Cuando todavía estamos en plena resaca electoral y tenemos frescas las promesas de que se van a crear millones de puestos de trabajo en los próximos cuatro años, a UGT le sigue asaltando la misma pregunta: ¿lo que se creará a partir de ahora son buenos empleos? Es evidente que desde la reforma laboral de 2012 lo que se ha generado son nuevas formas de esclavitud que nada tienen que ver con un puesto de trabajo que garantice la dignidad del asalariado y su capacidad para llevar una vida fuera de la exclusión social, tal como ocurría en España hasta el año 2010. Hoy trabajar ya no es sinónimo de dejar de ser pobre.
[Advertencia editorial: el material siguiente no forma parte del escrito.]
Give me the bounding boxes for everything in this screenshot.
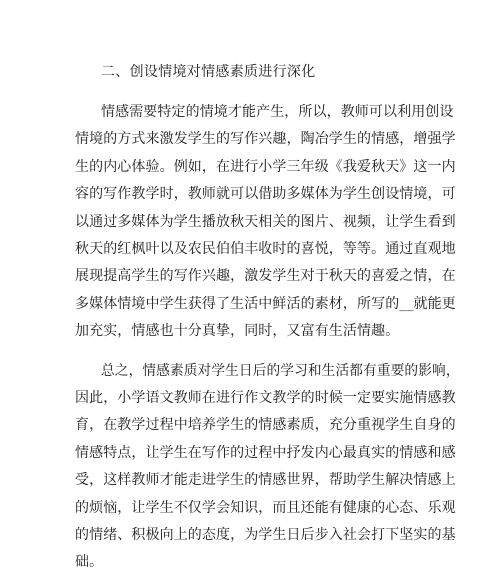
paragraph-line: 础。 [75,554,104,571]
paragraph-line: 育，在教学过程中培养学生的情感素质，充分重视学生自身的 [75,417,456,434]
paragraph-line: 总之，情感素质对学生日后的学习和生活都有重要的影响， [101,362,460,379]
paragraph-line: 展现提高学生的写作兴趣，激发学生对于秋天的喜爱之情，在 [75,268,456,285]
paragraph-line: 的烦恼，让学生不仅学会知识，而且还能有健康的心态、乐观 [75,499,456,516]
paragraph-line: 的情绪、积极向上的态度，为学生日后步入社会打下坚实的基 [75,527,456,543]
paragraph-line: 因此，小学语文教师在进行作文教学的时候一定要实施情感教 [75,390,456,406]
paragraph-line: 以通过多媒体为学生播放秋天相关的图片、视频，让学生看到 [75,213,456,230]
paragraph-line: 情境的方式来激发学生的写作兴趣，陶冶学生的情感，增强学 [75,131,456,148]
paragraph-line: 加充实，情感也十分真挚，同时，又富有生活情趣。 [75,323,400,340]
paragraph-line: 生的内心体验。例如，在进行小学三年级《我爱秋天》这一内 [75,158,456,175]
section-heading: 二、创设情境对情感素质进行深化 [101,64,316,80]
paragraph-line: 情感特点，让学生在写作的过程中抒发内心最真实的情感和感 [75,444,456,461]
paragraph-line: 受，这样教师才能走进学生的情感世界，帮助学生解决情感上 [75,472,456,489]
paragraph-line: 容的写作教学时，教师就可以借助多媒体为学生创设情境，可 [75,186,456,203]
paragraph-line: 多媒体情境中学生获得了生活中鲜活的素材，所写的__就能更 [75,295,456,312]
paragraph-line: 秋天的红枫叶以及农民伯伯丰收时的喜悦，等等。通过直观地 [75,241,456,257]
paragraph-line: 情感需要特定的情境才能产生，所以，教师可以利用创设 [101,104,454,120]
Lo saben muy bien los miles y miles de trabajadores y trabajadoras que viven en la Comunitat Valenciana y que trabajan en la hostelería, un sector, por cierto, que ha sabido lidiar muy bien con la crisis y experimentar un gran crecimiento económico, que se ha traducido en importantes beneficios para los empresarios de este sector.
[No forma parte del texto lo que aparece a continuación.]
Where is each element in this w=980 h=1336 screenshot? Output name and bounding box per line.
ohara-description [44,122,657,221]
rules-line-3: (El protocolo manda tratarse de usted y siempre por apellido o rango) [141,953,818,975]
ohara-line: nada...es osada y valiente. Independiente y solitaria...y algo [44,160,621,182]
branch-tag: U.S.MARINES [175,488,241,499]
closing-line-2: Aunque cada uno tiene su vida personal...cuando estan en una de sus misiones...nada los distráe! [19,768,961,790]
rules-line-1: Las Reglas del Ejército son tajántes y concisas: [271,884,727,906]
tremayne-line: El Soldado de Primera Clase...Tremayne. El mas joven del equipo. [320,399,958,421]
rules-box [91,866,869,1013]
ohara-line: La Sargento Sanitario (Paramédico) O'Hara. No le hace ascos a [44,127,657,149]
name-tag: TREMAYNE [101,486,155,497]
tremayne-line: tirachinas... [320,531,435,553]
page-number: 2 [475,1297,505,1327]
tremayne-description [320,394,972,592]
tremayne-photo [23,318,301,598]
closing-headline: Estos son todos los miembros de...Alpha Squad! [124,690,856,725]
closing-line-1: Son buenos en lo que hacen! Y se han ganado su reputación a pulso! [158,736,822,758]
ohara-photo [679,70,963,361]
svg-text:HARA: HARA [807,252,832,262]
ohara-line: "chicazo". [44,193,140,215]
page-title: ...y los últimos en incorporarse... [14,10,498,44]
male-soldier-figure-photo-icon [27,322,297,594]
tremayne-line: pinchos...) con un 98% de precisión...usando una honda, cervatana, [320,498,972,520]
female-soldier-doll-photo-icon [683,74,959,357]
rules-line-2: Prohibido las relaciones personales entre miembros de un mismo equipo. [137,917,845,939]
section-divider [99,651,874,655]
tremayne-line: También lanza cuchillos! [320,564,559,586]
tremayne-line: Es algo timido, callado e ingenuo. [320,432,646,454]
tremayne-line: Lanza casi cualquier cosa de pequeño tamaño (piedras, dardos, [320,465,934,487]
Los empleos que se han creado a raíz de la aprobación de las reformas laborales no deberían tener esta catalogación, ya que las condiciones de sus contratos y los sueldos míseros que traen aparejados no permiten tener una vida con unos mínimos de dignidad. El ejército de trabajadores pobres que ha generado la nueva normativa laboral tiene que llevar al próximo Ejecutivo a abordar como primera cuestión un plan por el empleo de calidad, ya que no podemos continuar considerando como tal a aquel que no le permite al trabajador comer y pagar su casa.
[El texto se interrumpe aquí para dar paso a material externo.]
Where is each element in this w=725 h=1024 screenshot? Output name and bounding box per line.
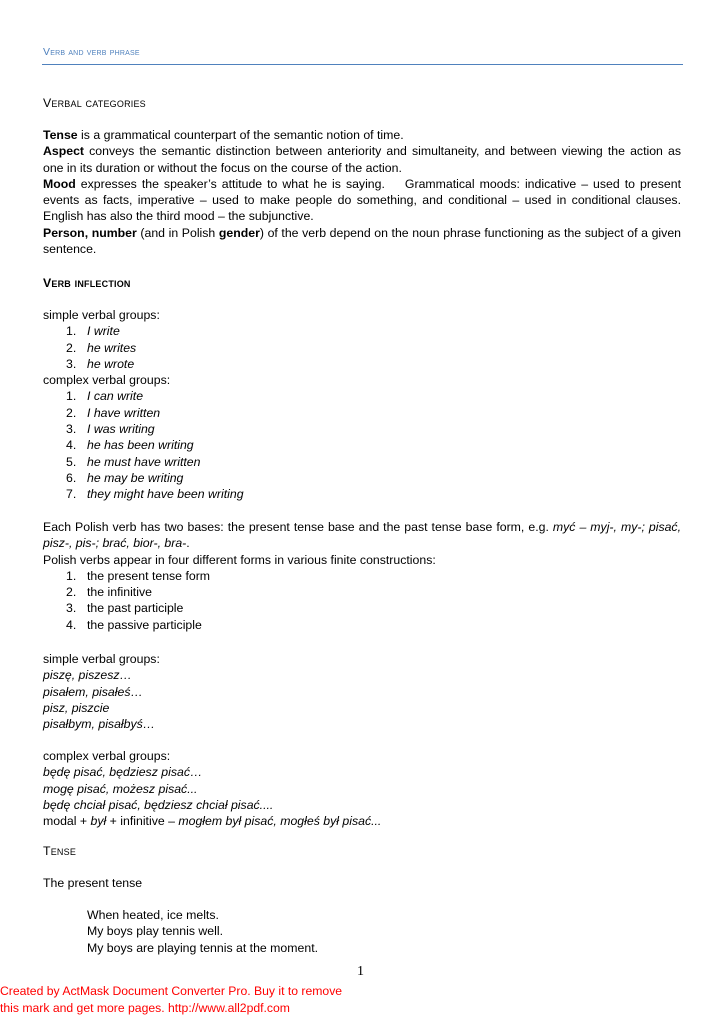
watermark	[0, 983, 342, 1017]
list-item: będę pisać, będziesz pisać…	[43, 765, 203, 780]
example-sentence: When heated, ice melts.	[87, 908, 219, 922]
tense-definition: Tense is a grammatical counterpart of the semantic notion of time.	[43, 128, 404, 142]
subheading-present-tense: The present tense	[43, 876, 143, 890]
heading-tense: Tense	[43, 844, 77, 858]
polish-complex-label: complex verbal groups:	[43, 749, 171, 763]
example-sentence: My boys play tennis well.	[87, 924, 224, 939]
example-sentence: My boys are playing tennis at the moment.	[87, 940, 319, 955]
list-item: piszę, piszesz…	[43, 668, 132, 683]
watermark-line: this mark and get more pages. http://www.all2pdf.com	[0, 1001, 290, 1015]
example-sentences	[87, 907, 318, 956]
heading-verbal-categories: Verbal categories	[43, 96, 146, 110]
list-item: 2. I have written	[66, 405, 161, 420]
list-item: 5. he must have written	[66, 454, 201, 469]
modal-construction: modal + był + infinitive – mogłem był pisać, mogłeś był pisać...	[43, 814, 382, 829]
polish-simple-label: simple verbal groups:	[43, 652, 160, 666]
list-item: 4. the passive participle	[66, 617, 202, 632]
list-item: 1. I can write	[66, 389, 144, 404]
person-definition: Person, number (and in Polish gender) of the verb depend on the noun phrase functioning as the subject of a given sentence.	[43, 225, 681, 257]
list-item: 2. the infinitive	[66, 585, 152, 600]
polish-complex-groups	[43, 748, 681, 829]
complex-groups-label: complex verbal groups:	[43, 373, 171, 388]
bases-paragraph: Each Polish verb has two bases: the present tense base and the past tense base form, e.g. myć – myj-, my-; pisać, pisz-, pis-; brać, bior-, bra-.	[43, 520, 681, 551]
forms-list	[43, 568, 681, 633]
list-item: mogę pisać, możesz pisać...	[43, 781, 198, 796]
term-gender: gender	[218, 225, 260, 240]
list-item: będę chciał pisać, będziesz chciał pisać....	[43, 797, 274, 812]
list-item: 1. the present tense form	[66, 568, 211, 583]
list-item: pisz, piszcie	[43, 700, 110, 715]
polish-bases	[43, 519, 681, 633]
heading-verb-inflection: Verb inflection	[43, 276, 131, 290]
running-header: Verb and verb phrase	[43, 46, 140, 58]
term-tense: Tense	[43, 128, 78, 142]
list-item: 3. the past participle	[66, 601, 184, 616]
polish-simple-groups	[43, 651, 681, 732]
complex-groups-list	[43, 388, 681, 502]
simple-groups-list	[43, 323, 681, 372]
term-person-number: Person, number	[43, 225, 137, 240]
header-rule	[42, 64, 683, 65]
inflection-lists	[43, 307, 681, 503]
list-item: 3. I was writing	[66, 422, 155, 437]
list-item: 2. he writes	[66, 340, 137, 355]
simple-groups-label: simple verbal groups:	[43, 308, 160, 322]
mood-definition: Mood expresses the speaker’s attitude to what he is saying. Grammatical moods: indicative – used to present events as facts, imperative – used to make people do something, and conditional – used in conditional clauses. English has also the third mood – the subjunctive.	[43, 176, 685, 224]
list-item: pisałem, pisałeś…	[43, 684, 143, 699]
aspect-definition: Aspect conveys the semantic distinction between anteriority and simultaneity, and between viewing the action as one in its duration or without the focus on the course of the action.	[43, 144, 681, 175]
list-item: 1. I write	[66, 324, 120, 339]
term-aspect: Aspect	[43, 144, 85, 159]
watermark-line: Created by ActMask Document Converter Pro. Buy it to remove	[0, 984, 343, 998]
term-mood: Mood	[43, 176, 76, 191]
list-item: 4. he has been writing	[66, 438, 194, 453]
list-item: 7. they might have been writing	[66, 487, 244, 502]
list-item: 6. he may be writing	[66, 470, 184, 485]
paragraph-categories	[43, 127, 685, 257]
page-number: 1	[357, 964, 364, 979]
list-item: 3. he wrote	[66, 356, 135, 371]
forms-intro: Polish verbs appear in four different forms in various finite constructions:	[43, 552, 436, 567]
list-item: pisałbym, pisałbyś…	[43, 717, 156, 732]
Ésta es la realidad a la que nos enfrentamos y en UGT esperamos que más allá de los eslóganes propios de la campaña electoral, exista un compromiso real del futuro gobierno de ponerse a trabajar con los agentes sociales para negociar las nuevas condiciones que deben imperar en el mercado laboral, y que evidentemente tienen la obligación de acabar con esta lacra. La época en la que se pedía al trabajador más sacrificios en forma de devaluación salarial, de indemnizaciones y de confianza en el futuro, está finiquitada para este sindicato, máxime cuando los empresarios que lo hacían, bien a título individual, bien como portavoces de sus organizaciones empresariales, no han sido precisamente un modelo de austeridad, y muchos de ellos, forman parte de ese 1% que ha visto cómo su riqueza ha aumentado durante la crisis.

Casi una década después de que estallara esta crisis, son muchos los riesgos que como sociedad corremos. El sistema, a través de las nuevas normas que ha impuesto, es el que ha provocado la alta irritabilidad social. Es el momento de tener las suficientes alturas de miras como para romper algunas de ellas y volver a la normalidad laboral y democrática en la que hemos convivido en los últimos 40 años. Si no somos capaces entre todos de superarlas, el sistema corre el gran riesgo de saltar. Cualquier observador medio ya se ha dado cuenta que hay demasiados indicadores que nos están avisando de que estamos entrando en esa espiral. Si se persiste en mantener las rígidas recetas económicas, que a estas alturas ya es más que evidente que han sido un fracaso, la indignación no hará más que aumentar.

Los sindicatos de clase tenemos el deber de convencer a la clase dirigente de este país de la necesidad de un cambio. A ello nos vamos a poner en cuanto tengamos un nuevo gobierno porque estamos convencidos que solo con la estabilidad política que surja de un proyecto compartido entre los agentes sociales, los partidos políticos y la sociedad será posible hacer frente a un futuro incierto que hoy nos amenaza.